When I talk about thrivability, I find that many people understand it to be an end goal – an ideal state to aspire to once the real messiness of life has been perfectly sorted out. I’ve even encountered mild hostility to the concept: “There are people starving in the world, and we’re sitting here talking about the utopia of thrivability.”
But my sense is that thrivability is more than a destination. It is also the path we walk – a path that’s available to those starving people and to struggling organizations as well, and that is likely to be their (and our) best hope of creating better conditions. It’s a journey of learning and connection and unfolding, of working with intention and awareness to create the fertile conditions for life to thrive.
At the same time, thrivability is the dance we make along the path. And bizarrely, this seems to be the hardest part for most of us to embrace – how joyfully we travel the path is perhaps more important than where we go or what we encounter along the way. I think this is what causes the most resistance to the concept of thrivability – the idea that we might actually start now. It’s a big responsibility, that choice to give ourselves over to the music. And I think we know that this dance calls for quite a bit of stretching and loosening up.
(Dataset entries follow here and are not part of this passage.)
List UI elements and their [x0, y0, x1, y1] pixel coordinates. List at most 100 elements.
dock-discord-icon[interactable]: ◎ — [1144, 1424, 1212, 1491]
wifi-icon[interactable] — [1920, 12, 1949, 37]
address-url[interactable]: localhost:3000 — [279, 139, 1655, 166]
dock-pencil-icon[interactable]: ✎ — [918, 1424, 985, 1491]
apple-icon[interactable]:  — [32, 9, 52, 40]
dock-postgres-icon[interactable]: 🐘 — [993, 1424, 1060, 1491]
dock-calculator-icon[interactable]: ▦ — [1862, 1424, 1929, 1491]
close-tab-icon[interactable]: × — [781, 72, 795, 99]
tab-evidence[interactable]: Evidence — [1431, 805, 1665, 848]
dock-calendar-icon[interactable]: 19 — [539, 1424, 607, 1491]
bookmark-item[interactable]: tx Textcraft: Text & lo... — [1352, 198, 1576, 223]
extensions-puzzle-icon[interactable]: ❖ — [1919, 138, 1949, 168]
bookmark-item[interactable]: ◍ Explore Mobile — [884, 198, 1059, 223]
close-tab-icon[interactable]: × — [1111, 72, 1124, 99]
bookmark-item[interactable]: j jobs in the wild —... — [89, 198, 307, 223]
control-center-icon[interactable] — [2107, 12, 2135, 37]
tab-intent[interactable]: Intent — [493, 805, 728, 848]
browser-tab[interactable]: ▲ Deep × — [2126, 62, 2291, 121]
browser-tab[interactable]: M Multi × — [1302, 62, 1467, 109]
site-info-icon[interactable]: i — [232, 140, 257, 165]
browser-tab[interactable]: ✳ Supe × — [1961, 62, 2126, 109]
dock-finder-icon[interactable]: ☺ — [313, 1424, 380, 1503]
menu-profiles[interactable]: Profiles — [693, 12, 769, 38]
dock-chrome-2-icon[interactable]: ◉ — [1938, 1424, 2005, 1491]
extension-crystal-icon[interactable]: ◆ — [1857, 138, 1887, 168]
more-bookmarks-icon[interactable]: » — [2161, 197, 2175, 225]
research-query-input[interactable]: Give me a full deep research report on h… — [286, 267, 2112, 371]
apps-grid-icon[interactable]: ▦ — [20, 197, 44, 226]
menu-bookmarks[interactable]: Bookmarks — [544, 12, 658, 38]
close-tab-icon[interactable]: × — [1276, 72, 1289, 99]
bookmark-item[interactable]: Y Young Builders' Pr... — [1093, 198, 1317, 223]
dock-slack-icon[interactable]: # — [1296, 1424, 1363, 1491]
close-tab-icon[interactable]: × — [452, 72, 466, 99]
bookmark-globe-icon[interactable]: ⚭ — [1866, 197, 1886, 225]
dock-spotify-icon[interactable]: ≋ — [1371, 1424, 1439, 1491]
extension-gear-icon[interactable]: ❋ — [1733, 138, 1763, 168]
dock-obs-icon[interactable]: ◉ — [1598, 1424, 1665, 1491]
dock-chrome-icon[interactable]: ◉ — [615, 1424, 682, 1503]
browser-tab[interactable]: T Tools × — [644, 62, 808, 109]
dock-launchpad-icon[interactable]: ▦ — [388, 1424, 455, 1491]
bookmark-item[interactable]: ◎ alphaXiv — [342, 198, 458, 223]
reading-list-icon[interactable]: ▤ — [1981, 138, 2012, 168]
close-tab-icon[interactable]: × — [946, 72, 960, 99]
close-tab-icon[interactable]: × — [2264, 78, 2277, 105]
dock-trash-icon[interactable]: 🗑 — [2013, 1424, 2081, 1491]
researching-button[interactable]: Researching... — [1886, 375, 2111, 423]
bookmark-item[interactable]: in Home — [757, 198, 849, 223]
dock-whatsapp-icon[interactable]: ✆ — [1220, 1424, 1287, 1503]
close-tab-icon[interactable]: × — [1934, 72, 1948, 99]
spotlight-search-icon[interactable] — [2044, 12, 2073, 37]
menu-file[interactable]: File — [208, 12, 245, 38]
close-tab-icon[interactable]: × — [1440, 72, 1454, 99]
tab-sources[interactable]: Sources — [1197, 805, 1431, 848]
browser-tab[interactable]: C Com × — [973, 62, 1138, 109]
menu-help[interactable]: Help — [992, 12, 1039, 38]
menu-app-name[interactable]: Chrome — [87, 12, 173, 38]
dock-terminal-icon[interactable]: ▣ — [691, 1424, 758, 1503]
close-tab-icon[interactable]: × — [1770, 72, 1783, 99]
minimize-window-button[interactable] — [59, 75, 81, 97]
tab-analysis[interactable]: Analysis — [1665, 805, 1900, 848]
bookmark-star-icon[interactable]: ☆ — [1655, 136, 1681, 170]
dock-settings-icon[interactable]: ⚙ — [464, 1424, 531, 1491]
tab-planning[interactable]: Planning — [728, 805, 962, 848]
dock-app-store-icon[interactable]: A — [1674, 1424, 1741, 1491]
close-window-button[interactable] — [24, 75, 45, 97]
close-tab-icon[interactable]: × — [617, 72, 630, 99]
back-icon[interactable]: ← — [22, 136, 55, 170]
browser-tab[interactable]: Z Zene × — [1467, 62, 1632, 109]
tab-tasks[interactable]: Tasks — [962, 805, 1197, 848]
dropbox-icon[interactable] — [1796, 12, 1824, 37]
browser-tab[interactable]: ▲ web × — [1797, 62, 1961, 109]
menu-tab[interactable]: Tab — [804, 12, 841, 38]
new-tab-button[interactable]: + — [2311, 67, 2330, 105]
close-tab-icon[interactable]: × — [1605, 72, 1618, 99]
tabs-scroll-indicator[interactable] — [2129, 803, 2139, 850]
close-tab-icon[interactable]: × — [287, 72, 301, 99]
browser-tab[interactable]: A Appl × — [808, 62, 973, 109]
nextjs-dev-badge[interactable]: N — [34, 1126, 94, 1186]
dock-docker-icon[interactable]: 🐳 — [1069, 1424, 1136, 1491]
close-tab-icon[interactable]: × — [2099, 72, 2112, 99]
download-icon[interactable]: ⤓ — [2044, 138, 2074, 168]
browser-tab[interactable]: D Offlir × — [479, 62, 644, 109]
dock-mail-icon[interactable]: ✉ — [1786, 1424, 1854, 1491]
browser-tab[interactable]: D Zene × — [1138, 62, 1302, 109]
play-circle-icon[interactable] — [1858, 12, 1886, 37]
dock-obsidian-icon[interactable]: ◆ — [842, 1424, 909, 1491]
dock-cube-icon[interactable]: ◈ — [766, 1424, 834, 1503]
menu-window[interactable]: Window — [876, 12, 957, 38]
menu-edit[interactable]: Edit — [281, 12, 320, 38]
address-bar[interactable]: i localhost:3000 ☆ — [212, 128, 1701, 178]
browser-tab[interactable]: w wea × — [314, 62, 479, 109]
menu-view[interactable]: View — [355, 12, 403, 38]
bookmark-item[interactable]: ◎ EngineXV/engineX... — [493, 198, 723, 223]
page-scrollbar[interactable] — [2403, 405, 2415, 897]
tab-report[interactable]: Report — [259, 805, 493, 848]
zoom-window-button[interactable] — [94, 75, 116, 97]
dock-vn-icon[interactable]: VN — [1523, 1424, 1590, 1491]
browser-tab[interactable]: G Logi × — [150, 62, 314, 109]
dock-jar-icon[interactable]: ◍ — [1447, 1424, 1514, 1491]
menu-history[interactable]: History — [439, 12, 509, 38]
I’m inspired by philosopher Alan Watts’ words on this:
“In music, one doesn’t make the end of the composition the point of the composition.
If that were so, the best conductors would be those who played fastest, and there would be composers who wrote only finales. People would go to concerts just to hear one crashing chord — because that’s the end!
But we don’t see that as something brought by our education into our everyday conduct.
We’ve got a system of schooling that gives a completely different impression. It’s all graded and what we do is we put the child into the corridor of this grade system, with a kind of, “Come on kitty kitty kitty!” and now you go to kindergarten, you know, and that’s a great thing because when you finish that you’ll get into first grade. And then — Come on! — first grade leads to second grade, and so on, and then you get out of grade school. You go to high school and it’s revving up — The thing is coming! — then you’re gonna go to college, and by jove, then you get into graduate school, and when you’re through with graduate school you go out and join the world.
Then you get into some racket where you’re selling insurance, and they’ve got that quota to make and you’re gonna make that, and all the time “the thing” is coming — It’s coming, it’s coming! — that great thing: the success you’re working for.
Then when you wake up one day, about 40 years old, you say, “My God, I’ve arrived! I’m there!” And you don’t feel very different from what you always felt. And there’s a slight let down because you feel there was a hoax.
And there was a hoax.
A dreadful hoax.
They made you miss everything.
We thought of life by analogy with a journey, with a pilgrimage, which had a serious purpose at the end, and the thing was to get to that end: success, or whatever it is, or maybe heaven after you’re dead.
But we missed the point the whole way along.
It was a musical thing — and you were supposed to sing, or dance, while the music was being played.”
My thanks to Josh Allan Dykstra for sharing this transcript on his own blog – wonderfully inspiring!